前庭機能を高めるアクティビティ
前庭系は内耳の感覚構造にあり、身体のバランス感覚に不可欠です。前庭処理の機能不全は、バランス感覚の低下、めまい、回転性めまいなど様々な症状として現れます(Vestibular Disorders Association)。しかし、これらの問題を改善するための活動がいくつかあります。
前庭システム
ワシントン大学セントルイス校解剖学・神経生物学部の説明によれば、前庭システムは「頭部の位置と空間での動きを常に監視する」役割を担っています。そのために、頭をうなずいたり振ったりするような回転運動(角加速度)や、エレベーターに乗るときのような直線加速度を検出します。内耳の半規管は角加速度を、前庭の球形器(前庭嚢)と卵形器(卵円嚢)は直線加速度を感知します。
幼児向けアクティビティ
子どもが前庭処理に課題を抱えている場合、ミネソタ州の小児病院・クリニックが推奨する活動で、協調運動、バランス、前庭処理を促進できます。過度な回転など刺激が強すぎるものは避け、以下のような穏やかな動きを取り入れましょう。

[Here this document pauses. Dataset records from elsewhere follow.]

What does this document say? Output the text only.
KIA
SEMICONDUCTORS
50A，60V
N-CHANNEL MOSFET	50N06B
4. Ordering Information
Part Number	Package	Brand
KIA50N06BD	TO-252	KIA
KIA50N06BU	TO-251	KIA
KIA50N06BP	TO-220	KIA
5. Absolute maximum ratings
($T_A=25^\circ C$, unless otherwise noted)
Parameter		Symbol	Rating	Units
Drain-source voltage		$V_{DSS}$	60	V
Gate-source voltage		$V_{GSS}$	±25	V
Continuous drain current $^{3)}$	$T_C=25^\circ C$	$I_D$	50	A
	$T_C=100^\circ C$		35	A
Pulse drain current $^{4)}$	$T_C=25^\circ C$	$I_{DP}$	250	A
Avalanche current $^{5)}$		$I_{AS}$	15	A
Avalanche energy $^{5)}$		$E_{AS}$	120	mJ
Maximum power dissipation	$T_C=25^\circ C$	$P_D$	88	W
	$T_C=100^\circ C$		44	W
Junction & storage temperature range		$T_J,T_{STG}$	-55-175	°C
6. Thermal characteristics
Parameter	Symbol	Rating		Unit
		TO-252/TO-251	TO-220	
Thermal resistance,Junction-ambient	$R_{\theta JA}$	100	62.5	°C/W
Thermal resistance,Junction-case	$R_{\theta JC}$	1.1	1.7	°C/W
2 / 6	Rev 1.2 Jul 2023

- ベッドやエクササイズボール、親の膝の上でのはねる遊び
- 家庭用のベビースイングや公園のブランコ
- 床での転がり遊び
- 車での移動中の揺れ
- そりや三輪車に乗る
- ロッキングホースやロッキングチェアでの揺れ
- 毛布の中でのブランコ
- 前転・後転などのサマーソルト
成人向けエクササイズ
前庭処理の問題は子どもだけでなく、外傷や加齢に伴って成人でも起こります。ミシシッピ大学医学センターの耳鼻咽喉科・コミュニケーション科学部は、前庭機能を向上させるためのエクササイズを提案しています。
座位でできる頭部エクササイズ
- 頭を下に向けて床を見る。そのままゆっくりと天井を見るように頭を上げる。これを10回繰り返し、めまいや吐き気が出たら速度を落とす。1日3回行う。
- 頭を右に回転させ、次に左に回転させる。症状が出る速度で行い、症状が収まってから次のセットへ。1セット10回、1日3セット。
立位でできるエクササイズ(バランスが改善したら)
- 壁に手をつかず、かかととつま先を揃えて30秒以上立つ。まずは目を開けて行い、次に目を閉じて挑戦する。
- 片足で立つ。安全のため、必ず誰かが近くにいる状態で行う。
- 目の高さより上で小さなゴムボールを手から手へ投げながら立つ練習をする。